Luego de una pésima campaña publicitaria, llega finalmente 'Perdida', la nueva película de Jorge Michel Grau remake de una exitosa cinta colombiana

Perdida

En Perdida (Grau, 2019), Eric (José María de Tavira) es un director de orquesta que, despechado por que su esposa lo ha abandonado, se va de discreta pero efectiva borrachera a un bar de la CDMX. Ahí conoce a Fabiana (Cristina Rodlo), una mesera del lugar que, ante el exceso de copas del desconocido, considera que es buena idea darle asilo en su casa. Es así como inicia este improbable romance.

Hombre acaudalado, Eric lleva a Fabiana a su espectacular casa en el desierto de los leones donde tienen largas sesiones de sexo en amplias habitaciones franqueadas por grandes ventanales y espejos que van de piso a techo.

La cosa se complica cuando llega la policía. Ahí es donde Fabiana se entera que Eric está casado, pero que su esposa simplemente un día se fue de la casa y desapareció.

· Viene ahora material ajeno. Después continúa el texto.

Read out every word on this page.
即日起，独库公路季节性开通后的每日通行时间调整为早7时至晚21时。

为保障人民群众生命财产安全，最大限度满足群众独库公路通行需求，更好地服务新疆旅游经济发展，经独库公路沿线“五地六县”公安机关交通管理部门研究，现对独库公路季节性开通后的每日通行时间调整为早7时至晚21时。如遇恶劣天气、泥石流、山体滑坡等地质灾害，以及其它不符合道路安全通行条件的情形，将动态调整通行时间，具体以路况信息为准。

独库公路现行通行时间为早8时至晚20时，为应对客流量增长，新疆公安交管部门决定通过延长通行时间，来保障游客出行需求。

Las autoridades buscan al director de orquesta para que reconozca el cuerpo de una persona que probablemente sea su esposa. Fabiana (que para entonces y sin explicación alguna parece ya vivir en esa casona) se queda sola, pero detecta cierta presencia sobrenatural en el lúgubre pero moderno caserón. ¿Acaso será el espíritu de la esposa?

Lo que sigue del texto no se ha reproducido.